A três dias do recesso parlamentar, o Senado Federal aprovou, nesta terça-feira (14), em dois turnos, a Proposta de Emenda à Constituição (PEC) 14/2021, que cria regras específicas de aposentadoria para agentes comunitários de saúde (ACS) e agentes de combate às endemias (ACE). O texto recebeu 73 votos favoráveis e um contrário em cada turno de votação e segue agora para promulgação.
A proposta estabelece aposentadoria diferenciada para os profissionais vinculados tanto ao Regime Próprio de Previdência Social (RPPS) quanto ao Regime Geral de Previdência Social (RGPS). Pelas novas regras, mulheres poderão se aposentar aos 57 anos e homens aos 60 anos, desde que cumpram 25 anos de contribuição e de efetivo exercício na atividade.
A votação em dois turnos ocorreu no mesmo dia após a aprovação de um requerimento que dispensou o intervalo mínimo de cinco sessões entre as votações.
Governo alerta para impacto nas contas públicas
A PEC, aprovada pela Câmara dos Deputados em 2025, gerou preocupação no governo federal devido ao impacto financeiro. Segundo estimativas dos ministérios da Fazenda e do Planejamento e Orçamento, a medida poderá representar um custo anual de aproximadamente R$ 3 bilhões aos cofres públicos.
Durante a sessão, o governo liberou sua bancada para votar. A líder do governo no Senado, Teresa Leitão (PT-PE), afirmou que a valorização dos profissionais é importante, mas ressaltou a necessidade de preservar o equilíbrio das contas públicas.
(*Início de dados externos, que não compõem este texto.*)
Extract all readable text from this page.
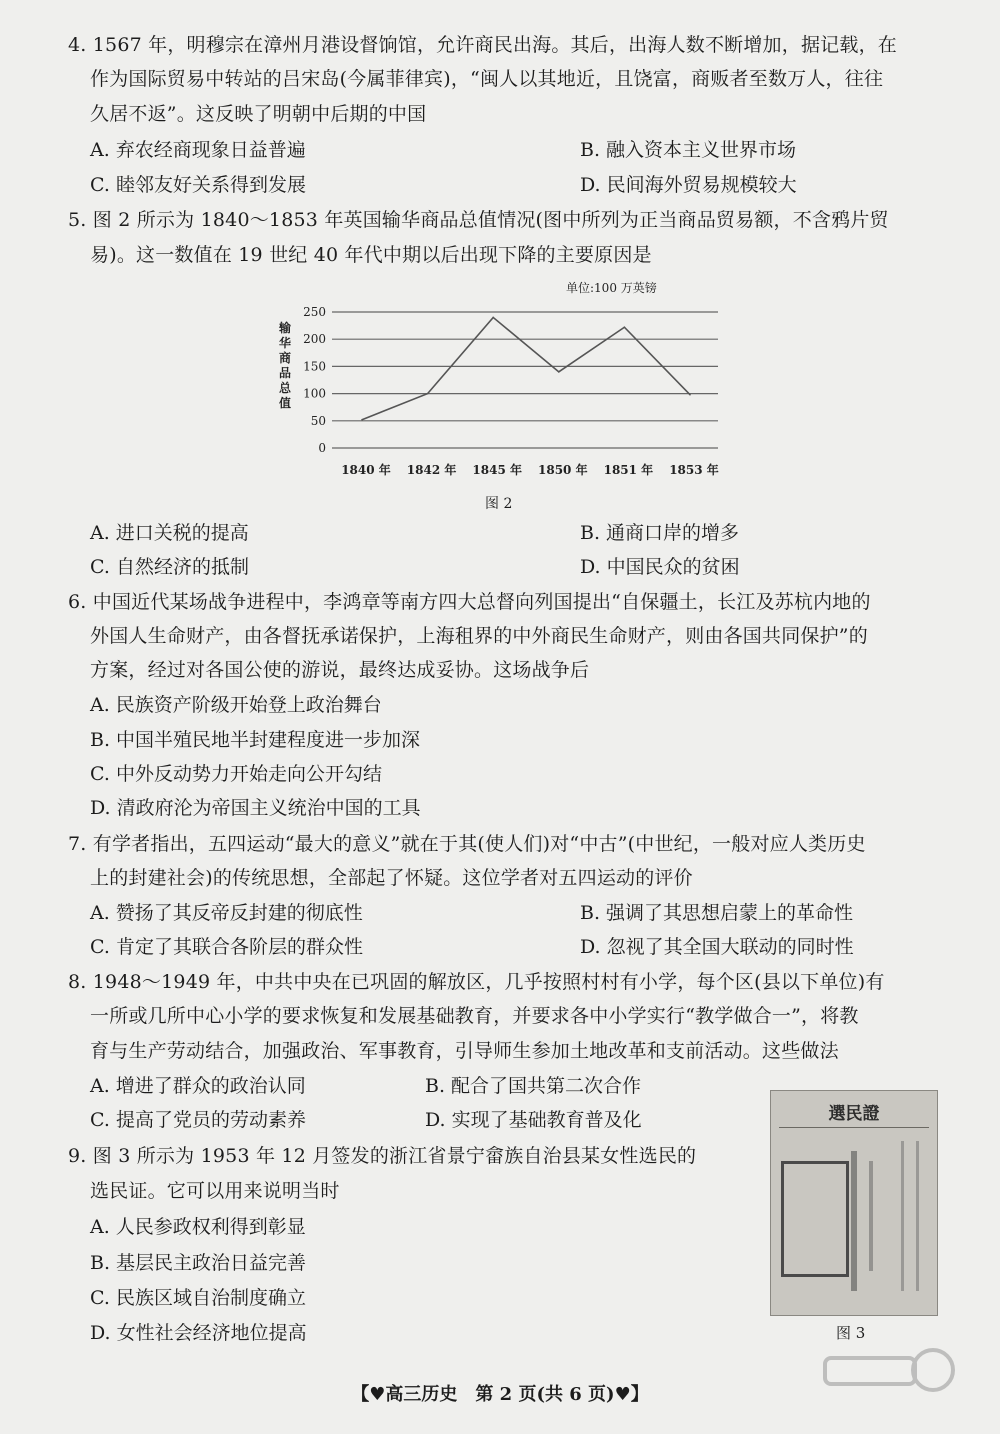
4. 1567 年，明穆宗在漳州月港设督饷馆，允许商民出海。其后，出海人数不断增加，据记载，在
作为国际贸易中转站的吕宋岛(今属菲律宾)，“闽人以其地近，且饶富，商贩者至数万人，往往
久居不返”。这反映了明朝中后期的中国
A. 弃农经商现象日益普遍	B. 融入资本主义世界市场
C. 睦邻友好关系得到发展	D. 民间海外贸易规模较大
5. 图 2 所示为 1840～1853 年英国输华商品总值情况(图中所列为正当商品贸易额，不含鸦片贸
易)。这一数值在 19 世纪 40 年代中期以后出现下降的主要原因是
单位:100 万英镑
0
50
100
150
200
250
输
华
商
品
总
值
1840 年 1842 年 1845 年 1850 年 1851 年 1853 年
图 2
A. 进口关税的提高	B. 通商口岸的增多
C. 自然经济的抵制	D. 中国民众的贫困
6. 中国近代某场战争进程中，李鸿章等南方四大总督向列国提出“自保疆土，长江及苏杭内地的
外国人生命财产，由各督抚承诺保护，上海租界的中外商民生命财产，则由各国共同保护”的
方案，经过对各国公使的游说，最终达成妥协。这场战争后
A. 民族资产阶级开始登上政治舞台
B. 中国半殖民地半封建程度进一步加深
C. 中外反动势力开始走向公开勾结
D. 清政府沦为帝国主义统治中国的工具
7. 有学者指出，五四运动“最大的意义”就在于其(使人们)对“中古”(中世纪，一般对应人类历史
上的封建社会)的传统思想，全部起了怀疑。这位学者对五四运动的评价
A. 赞扬了其反帝反封建的彻底性	B. 强调了其思想启蒙上的革命性
C. 肯定了其联合各阶层的群众性	D. 忽视了其全国大联动的同时性
8. 1948～1949 年，中共中央在已巩固的解放区，几乎按照村村有小学，每个区(县以下单位)有
一所或几所中心小学的要求恢复和发展基础教育，并要求各中小学实行“教学做合一”，将教
育与生产劳动结合，加强政治、军事教育，引导师生参加土地改革和支前活动。这些做法
A. 增进了群众的政治认同	B. 配合了国共第二次合作
C. 提高了党员的劳动素养	D. 实现了基础教育普及化
9. 图 3 所示为 1953 年 12 月签发的浙江省景宁畲族自治县某女性选民的
选民证。它可以用来说明当时
A. 人民参政权利得到彰显
B. 基层民主政治日益完善
C. 民族区域自治制度确立
D. 女性社会经济地位提高
選民證
图 3
【♥高三历史　第 2 页(共 6 页)♥】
Segundo a senadora, o governo reconhece as implicações previdenciárias da proposta e deverá trabalhar para avaliar seus impactos após a promulgação.
O que muda com a nova PEC
Além de criar regras permanentes e transitórias para aposentadoria, a proposta também:
- Estabelece normas para a contratação dos agentes;
- Prevê assistência financeira complementar da União a estados, Distrito Federal e municípios para compensar o aumento das despesas previdenciárias;
- Determina repasses ao Regime Geral de Previdência Social (RGPS) para compensar os impactos das novas aposentadorias;
- Estende as regras aos agentes indígenas de saúde e aos agentes indígenas de saneamento.
Atualmente, essas categorias seguem as regras gerais da Previdência Social, que exigem idade mínima de 62 anos para mulheres e 65 anos para homens.
O texto também garante que períodos de mandato classista e de readaptação funcional decorrentes de acidente de trabalho, doença profissional ou doença do trabalho sejam contabilizados para fins previdenciários. Além disso, estabelece regras de transição, com escalonamento de idades e sistema de pontos para os profissionais vinculados ao RPPS e ao RGPS.
Com a aprovação pelo Senado, a PEC segue para promulgação e passará a integrar a Constituição Federal.